Dube was said to be earning a cool $230 000 monthly salary at a time PSMAS owed service providers close to $40 million.
The figures left the country in awe and triggered what become known as the Salarygate scandal.
Dube was said to be getting a lump sum payment of $500 000 every five years as a loyalty bonus and PSMAS was to buy him a house worth at least half-a-million US dollars when he retired.
He had travel allowances averaging $48 000 per trip regardless of the destination, and a further $17 000 for his partner. They would both fly first class. The beleaguered Dube sought another fourth term as Zimbabwe Football Association boss and won convincingly.

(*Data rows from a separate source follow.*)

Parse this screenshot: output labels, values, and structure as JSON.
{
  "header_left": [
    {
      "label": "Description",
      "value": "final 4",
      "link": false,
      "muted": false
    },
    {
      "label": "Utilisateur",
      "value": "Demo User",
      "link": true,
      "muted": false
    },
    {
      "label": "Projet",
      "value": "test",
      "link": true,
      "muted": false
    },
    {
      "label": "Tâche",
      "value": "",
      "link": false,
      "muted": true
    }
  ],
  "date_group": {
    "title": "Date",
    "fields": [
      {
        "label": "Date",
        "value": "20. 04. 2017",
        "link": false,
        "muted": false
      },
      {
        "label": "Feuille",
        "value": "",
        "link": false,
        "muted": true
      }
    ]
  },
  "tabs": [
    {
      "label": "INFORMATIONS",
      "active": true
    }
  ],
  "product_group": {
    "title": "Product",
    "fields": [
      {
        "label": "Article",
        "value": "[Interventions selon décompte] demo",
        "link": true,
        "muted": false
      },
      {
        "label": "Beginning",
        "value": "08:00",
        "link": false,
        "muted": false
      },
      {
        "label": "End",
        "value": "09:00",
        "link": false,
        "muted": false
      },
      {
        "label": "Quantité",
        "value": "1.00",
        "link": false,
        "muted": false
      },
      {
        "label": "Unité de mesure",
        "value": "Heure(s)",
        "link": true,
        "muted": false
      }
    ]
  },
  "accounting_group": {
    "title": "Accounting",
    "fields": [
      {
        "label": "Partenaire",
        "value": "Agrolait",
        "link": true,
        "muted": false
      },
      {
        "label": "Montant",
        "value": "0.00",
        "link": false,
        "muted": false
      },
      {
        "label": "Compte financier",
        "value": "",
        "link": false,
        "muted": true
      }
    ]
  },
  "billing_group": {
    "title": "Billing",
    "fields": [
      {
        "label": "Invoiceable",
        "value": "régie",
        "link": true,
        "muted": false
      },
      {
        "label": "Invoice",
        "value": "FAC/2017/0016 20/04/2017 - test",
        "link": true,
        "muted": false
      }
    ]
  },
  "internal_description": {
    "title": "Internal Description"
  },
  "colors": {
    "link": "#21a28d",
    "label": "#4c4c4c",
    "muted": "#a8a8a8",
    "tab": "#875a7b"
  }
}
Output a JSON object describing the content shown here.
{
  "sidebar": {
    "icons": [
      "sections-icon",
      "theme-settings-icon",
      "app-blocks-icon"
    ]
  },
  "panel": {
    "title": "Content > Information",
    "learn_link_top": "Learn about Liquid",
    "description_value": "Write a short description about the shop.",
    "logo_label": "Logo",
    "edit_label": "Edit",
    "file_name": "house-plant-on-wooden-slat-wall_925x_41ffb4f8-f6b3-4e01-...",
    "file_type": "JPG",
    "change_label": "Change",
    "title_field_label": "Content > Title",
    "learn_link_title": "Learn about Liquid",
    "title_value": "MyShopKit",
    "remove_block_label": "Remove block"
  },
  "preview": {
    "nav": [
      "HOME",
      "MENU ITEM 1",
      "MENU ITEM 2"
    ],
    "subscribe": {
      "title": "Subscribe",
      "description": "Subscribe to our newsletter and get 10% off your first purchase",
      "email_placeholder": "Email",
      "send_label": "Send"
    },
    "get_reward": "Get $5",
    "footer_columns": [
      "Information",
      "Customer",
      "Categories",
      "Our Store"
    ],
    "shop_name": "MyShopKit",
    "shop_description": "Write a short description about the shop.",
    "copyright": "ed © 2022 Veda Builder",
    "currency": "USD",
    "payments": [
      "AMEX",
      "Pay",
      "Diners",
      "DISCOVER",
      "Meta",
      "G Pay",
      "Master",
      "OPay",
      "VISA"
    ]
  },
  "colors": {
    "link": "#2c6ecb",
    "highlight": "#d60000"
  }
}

Bootlicking among Zanu PF members is not a new phenomenon.
Probably feeling overshadowed by Psychomotor minister Josiah Hungwe describing acting president Emmerson as the “Son of Man”, Zanu PF Hurungwe East MP Sarah Mahoka made the most of Mashonaland West Provincial Affairs minister Faber Chidarikire’s recent gaffe.
Chidarikire addressed Mnangagwa’s wife, Auxilia, as acting First Lady. In rebuking Chidarike, Mahoka was quoted saying, “No woman can be equated to our only anointed Amai Mugabe.
“She is an angel sent to this country to liberate all women and men.
“She is anointed by the spirit of Ambuya Nehanda.”